À cette étape de sa vie, en 2004, connaissant ses limites et ses priorités, elle se tourne résolument vers un autre choix, celui de l'écriture :

         À moi de m'ouvrir au nouveau monde, celui qui ne se résume pas
         au seul malheur, fortement concentré à N. Saisir à bras-le-corps
         ma nouvelle vie. Une vie d'écrivain? Ma vie.

         in Un bleu d'octobre, éditions Apogée, 2016, p.35

Et un an plus tard, en 2005 elle précise:

         Mon rapport à l'écriture: encore et toujours "le métier de vivre".
         Pas le souci de construire une œuvre "littéraire" mais l'ambition
         de repousser, si peu que ce soit, une part de ténèbres – en soi
         comme à l'extérieur.
         (...)
         Nuit d'agitation, en quête des mots manquants. On n'écrit
         jamais que pour trouver des mots manquants.

         ibid p.45

         La petite fille d'autrefois captait les silences,
         failles, blessures et obscurément aurait voulu réparer. Classique.

         ibid p.47

Méthodiquement, elle se fixe des repaires majeurs :

         (...) Ne pas perdre de vue que c'est "vivable". Les humains sont
         comme ça. Cabossés. Bringuebalants. Et pourtant... Je rameute
         en moi tous les grands malades/artistes aux œuvres généreuses
         Malgré les manques. Je pense à Deleuze et à ses propos sur "les
         petites santés".

         ibid p.47

(Selon Deleuze : la souffrance est une énergie convertible en langage. Les petites santés font de grands artistes.)
 
S'il lui vient encore des paroles de découragement, elles sont toujours entrecoupées de notes brèves et toniques à propos de paysages, de saisons, de couleurs, qui sont autant de purs instants de beauté.
Sa capacité à s'en saisir remonte probablement à son enfance lors des vacances passées chez sa grand-mère, au contact de la nature.
On retrouve dans Cendres vives au chapitre 2 de Le Pré ( 1980-1982) pages 19 et 20, le récit d'un temps fort de ce type, partagé avec son père durant les derniers jours de sa vie, qui illustre cette capacité de s'émerveiller même aux pires moments.

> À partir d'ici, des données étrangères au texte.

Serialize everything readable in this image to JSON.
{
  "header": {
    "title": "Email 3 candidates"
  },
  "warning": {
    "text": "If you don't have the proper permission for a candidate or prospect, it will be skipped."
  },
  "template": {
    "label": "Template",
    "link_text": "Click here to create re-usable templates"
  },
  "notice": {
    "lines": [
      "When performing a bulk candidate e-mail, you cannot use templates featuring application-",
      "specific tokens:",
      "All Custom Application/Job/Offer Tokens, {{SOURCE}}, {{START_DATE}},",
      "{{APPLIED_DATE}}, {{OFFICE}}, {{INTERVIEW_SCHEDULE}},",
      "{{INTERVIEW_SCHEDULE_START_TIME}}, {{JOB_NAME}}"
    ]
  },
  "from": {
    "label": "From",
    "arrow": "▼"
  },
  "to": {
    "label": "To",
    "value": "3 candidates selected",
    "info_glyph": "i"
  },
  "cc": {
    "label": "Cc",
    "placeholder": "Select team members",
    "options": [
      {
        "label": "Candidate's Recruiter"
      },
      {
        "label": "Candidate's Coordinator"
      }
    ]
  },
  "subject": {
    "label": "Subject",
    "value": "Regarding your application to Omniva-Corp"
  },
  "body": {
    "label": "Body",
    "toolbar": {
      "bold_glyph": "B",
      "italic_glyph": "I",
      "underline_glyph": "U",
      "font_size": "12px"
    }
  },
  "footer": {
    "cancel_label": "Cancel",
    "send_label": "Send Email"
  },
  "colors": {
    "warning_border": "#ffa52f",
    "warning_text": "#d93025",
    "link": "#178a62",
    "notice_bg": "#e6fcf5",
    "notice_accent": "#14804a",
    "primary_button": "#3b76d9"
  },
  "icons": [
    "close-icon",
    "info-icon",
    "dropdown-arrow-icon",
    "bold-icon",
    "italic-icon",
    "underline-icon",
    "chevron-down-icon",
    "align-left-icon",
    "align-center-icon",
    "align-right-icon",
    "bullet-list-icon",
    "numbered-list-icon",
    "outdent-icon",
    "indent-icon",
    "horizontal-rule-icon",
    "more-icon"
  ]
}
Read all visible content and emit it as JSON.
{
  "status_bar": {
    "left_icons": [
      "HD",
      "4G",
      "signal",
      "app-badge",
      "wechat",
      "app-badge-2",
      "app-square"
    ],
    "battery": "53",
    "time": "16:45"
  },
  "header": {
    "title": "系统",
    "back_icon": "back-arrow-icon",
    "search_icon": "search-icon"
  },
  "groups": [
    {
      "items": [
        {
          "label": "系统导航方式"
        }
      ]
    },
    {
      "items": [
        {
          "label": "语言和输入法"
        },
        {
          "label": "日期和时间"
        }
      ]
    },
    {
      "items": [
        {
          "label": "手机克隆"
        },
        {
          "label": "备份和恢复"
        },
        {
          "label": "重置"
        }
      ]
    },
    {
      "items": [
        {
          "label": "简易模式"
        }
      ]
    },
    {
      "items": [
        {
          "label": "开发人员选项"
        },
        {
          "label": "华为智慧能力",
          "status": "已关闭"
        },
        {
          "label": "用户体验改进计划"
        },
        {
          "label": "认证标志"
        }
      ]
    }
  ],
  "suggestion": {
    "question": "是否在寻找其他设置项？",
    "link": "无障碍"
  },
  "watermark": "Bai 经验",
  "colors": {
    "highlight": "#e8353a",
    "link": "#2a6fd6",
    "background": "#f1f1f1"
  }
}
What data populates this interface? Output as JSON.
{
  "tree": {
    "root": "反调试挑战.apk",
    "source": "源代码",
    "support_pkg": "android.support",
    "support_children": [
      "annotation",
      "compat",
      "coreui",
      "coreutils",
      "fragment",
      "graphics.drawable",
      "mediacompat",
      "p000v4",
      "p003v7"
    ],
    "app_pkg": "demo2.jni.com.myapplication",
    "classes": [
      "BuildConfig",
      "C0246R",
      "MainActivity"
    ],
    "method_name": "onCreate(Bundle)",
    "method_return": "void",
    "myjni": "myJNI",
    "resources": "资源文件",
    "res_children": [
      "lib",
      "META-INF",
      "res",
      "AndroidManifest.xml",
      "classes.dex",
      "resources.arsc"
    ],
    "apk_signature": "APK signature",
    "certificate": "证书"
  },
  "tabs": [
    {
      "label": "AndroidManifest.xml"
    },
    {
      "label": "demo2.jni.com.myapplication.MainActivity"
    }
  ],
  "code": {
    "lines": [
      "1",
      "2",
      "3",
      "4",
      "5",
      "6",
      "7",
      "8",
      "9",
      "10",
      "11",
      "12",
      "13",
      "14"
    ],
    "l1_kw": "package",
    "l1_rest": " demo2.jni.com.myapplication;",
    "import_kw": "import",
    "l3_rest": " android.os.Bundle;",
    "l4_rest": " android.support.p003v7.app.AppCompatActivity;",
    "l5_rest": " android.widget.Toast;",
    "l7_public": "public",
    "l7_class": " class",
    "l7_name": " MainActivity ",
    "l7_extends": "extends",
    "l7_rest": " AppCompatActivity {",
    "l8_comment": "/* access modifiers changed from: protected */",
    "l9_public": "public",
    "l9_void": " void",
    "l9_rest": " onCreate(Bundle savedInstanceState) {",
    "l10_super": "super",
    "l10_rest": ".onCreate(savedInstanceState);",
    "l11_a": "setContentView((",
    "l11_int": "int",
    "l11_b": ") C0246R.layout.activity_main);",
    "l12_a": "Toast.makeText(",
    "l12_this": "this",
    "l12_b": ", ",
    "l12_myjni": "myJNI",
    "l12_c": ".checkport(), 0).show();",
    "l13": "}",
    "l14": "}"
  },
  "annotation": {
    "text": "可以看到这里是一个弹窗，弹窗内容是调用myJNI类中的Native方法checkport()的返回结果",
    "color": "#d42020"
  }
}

C'est l'été, ce dernier est allongé dans son lit, soutenu par des oreillers; il se sait en fin de vie, il regarde de tout son être rassemblé une cage posée sur le rebord de la fenêtre, où s'ébrouent au soleil deux canaris. Françoise est à son chevet, elle se souvient et écrit:
Il n'est déjà plus qu'un gisant, et pourtant, dans son regard qui survit intact au naufrage de son corps, l'amour de la vie brille. Il brille magnifiquement, pour une petite cage d'osier posée à ses cotés, qui lui a paru soudain contenir l'univers tout entier. Deux oiseaux se sont révélés semblables
à deux sources vives, pour se baigner dans l'inaccessible présent et boire à la rivière du souvenir...

J'ai collecté dans Un bleu d'octobre nombre de ces images toniques propres à contrebalancer les moments de doute :


          Penser aux perce-neige, en février, soulevant le poids gelé du monde. (p.50)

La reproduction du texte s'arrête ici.